The 'not guilty' verdict delivered by a jury of six men and six women was greeted by applause from his supporters, friends and family in the public gallery, many of whom burst into tears.

Earlier, while speaking outside the court Mr White claimed he was the victim of an ineffectual Garda investigation concocted by officers trying to destroy his credibility.

"I'd like to say to the people of Ireland I'm innocent," he said. "It took a month, practically a month here, to present this case, it took the jury, and I thank them very much, less than an hour to suss it out because there was no evidence.

"There was no evidence from the start, not a bit," Mr White added. "The case was brought against me to destroy my credibility."

It is the second time he has been tried and acquitted. In January 2005 he was found not guilty on six counts of making false statements and attempting to pervert the course of justice on direction of a trial judge.

Mr White insists he has been the subject of a vendetta orchestrated by former colleagues and senior officers in the force.
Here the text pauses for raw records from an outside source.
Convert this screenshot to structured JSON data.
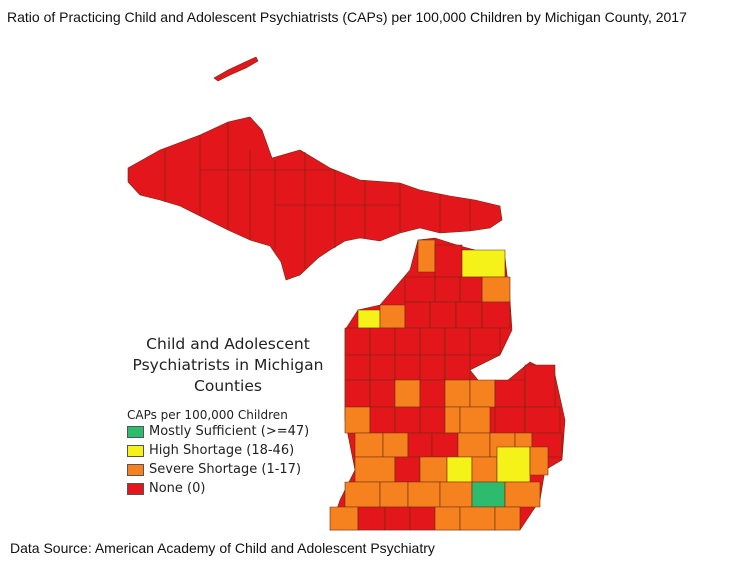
{
  "title": "Ratio of Practicing Child and Adolescent Psychiatrists (CAPs) per 100,000 Children by Michigan County, 2017",
  "legend": {
    "title_lines": [
      "Child and Adolescent",
      "Psychiatrists in Michigan",
      "Counties"
    ],
    "subtitle": "CAPs per 100,000 Children",
    "items": [
      {
        "label": "Mostly Sufficient (>=47)",
        "color": "#2dbb6e"
      },
      {
        "label": "High Shortage (18-46)",
        "color": "#f5f219"
      },
      {
        "label": "Severe Shortage (1-17)",
        "color": "#f5821f"
      },
      {
        "label": "None (0)",
        "color": "#e3161b"
      }
    ]
  },
  "source": "Data Source: American Academy of Child and Adolescent Psychiatry"
}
He claims allegations he made to an internal Garda investigative team in 1998, headed by Assistant Commissioner Kevin Carty that officers had concocted a murder confession are the basis of this.

Mr White also claims information he had about a planned "Real" IRA attack in the summer of 1998 was not acted on.

Taking the stand during his latest trial he reiterated the allegation, claiming that Assistant Commissioner Dermot Jennings said senior Garda management had decided "to let one through". Asst Com Jennings has denied the allegation.

Mr White told the court that in August 1998 he passed on information to the Garda secure intelligence unit in Dublin that a car had been ordered to carry a bomb for detonation in Omagh.

Weeks after Mr White claims the detail was handed over, the town was devastated by a bomb that killed 29 people, including a woman pregnant with twins.

"I have consistently claimed that I have handed good, top class intelligence to a number of officers in our job in a 14-day period coming up to it (the Omagh bomb)," Mr White said. "I stand by that."